Just a few minutes later, an Israeli airstrike rocked the room without prior notice so everything fell and fragments injured her whole body.
"This happened at 9:00 PM, Friday, 14th of May during the latest Israeli military attack on Gaza when the Israeli warplanes bombed an apartment in the building al-Matrabi'e home lives in. The rockets penetrated the ceiling and fell on their sleeping home," Zaher al-Matrabi'e, 35, father of Sara said.
He got Sara from under the rubbles and went outside to the ambulance which carried Sara, who was injured with severe fragments, and her mother.
Inside the ambulance vehicle, the father tried to talk with his daughter. "Wake up, Sara. Answer me, darling." But she did not respond. His wife was crying and screaming forgetting her injuries.
When we reached the reception, they took my child immediately as her injuries were severe; she was injured in the back, skull, legs, hands, and chest.

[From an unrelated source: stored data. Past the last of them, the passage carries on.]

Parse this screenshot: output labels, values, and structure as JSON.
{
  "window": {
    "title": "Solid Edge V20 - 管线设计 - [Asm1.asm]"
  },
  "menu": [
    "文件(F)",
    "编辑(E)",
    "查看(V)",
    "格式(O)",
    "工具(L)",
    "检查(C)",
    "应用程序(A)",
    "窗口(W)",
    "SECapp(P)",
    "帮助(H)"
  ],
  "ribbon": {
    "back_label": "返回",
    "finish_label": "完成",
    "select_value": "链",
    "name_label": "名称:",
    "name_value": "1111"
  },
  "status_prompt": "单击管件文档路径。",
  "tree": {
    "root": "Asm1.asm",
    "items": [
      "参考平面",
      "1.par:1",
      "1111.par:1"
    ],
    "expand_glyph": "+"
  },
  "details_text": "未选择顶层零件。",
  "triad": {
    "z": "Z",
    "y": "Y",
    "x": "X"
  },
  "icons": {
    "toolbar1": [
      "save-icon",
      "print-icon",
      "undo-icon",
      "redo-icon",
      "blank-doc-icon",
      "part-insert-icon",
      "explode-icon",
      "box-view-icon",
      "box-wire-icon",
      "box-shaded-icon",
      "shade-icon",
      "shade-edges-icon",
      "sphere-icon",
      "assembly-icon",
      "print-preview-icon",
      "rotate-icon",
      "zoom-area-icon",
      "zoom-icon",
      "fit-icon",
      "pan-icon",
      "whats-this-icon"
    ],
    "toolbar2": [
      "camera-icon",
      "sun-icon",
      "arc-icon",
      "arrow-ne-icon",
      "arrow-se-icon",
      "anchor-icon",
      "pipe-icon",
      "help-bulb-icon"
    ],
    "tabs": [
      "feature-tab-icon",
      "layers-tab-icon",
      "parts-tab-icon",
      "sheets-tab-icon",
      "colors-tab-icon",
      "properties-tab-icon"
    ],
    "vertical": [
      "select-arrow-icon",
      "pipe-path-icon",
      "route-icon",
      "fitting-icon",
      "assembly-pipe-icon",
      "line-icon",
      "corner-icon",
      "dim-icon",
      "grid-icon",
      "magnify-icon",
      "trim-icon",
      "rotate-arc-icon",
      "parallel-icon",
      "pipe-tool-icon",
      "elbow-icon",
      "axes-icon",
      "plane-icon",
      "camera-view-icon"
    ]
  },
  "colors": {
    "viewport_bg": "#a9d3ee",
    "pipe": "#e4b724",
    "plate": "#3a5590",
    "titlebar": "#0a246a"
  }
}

"She remained in the extensive care for 5 days, but she still cannot move her legs as the doctors could not get all fragments outside her body. She only can move her hands," the father said.
"The riskiest injury to my child was in the back as she cannot move at all. I am afraid she cannot walk again," al-Matrabi'e added.
He continued; I hope that my little child can get back to life. I stay with her and never left her since she was injured. I hope she will get well soon and find the right medicine as fast as possible. All I care about is to see her walk again.
Sara, who lies in bed now, does not know what happened to her. All she can do is smile at those coming to meet and visit her, and to her little toy. She always looks towards the window as she misses seeing the sun and playing with her friends.
Al-Matrabi'es expresses his hope to see his child can walk again. This is all he cares about. He couldn't hide his fear from those killing fragments.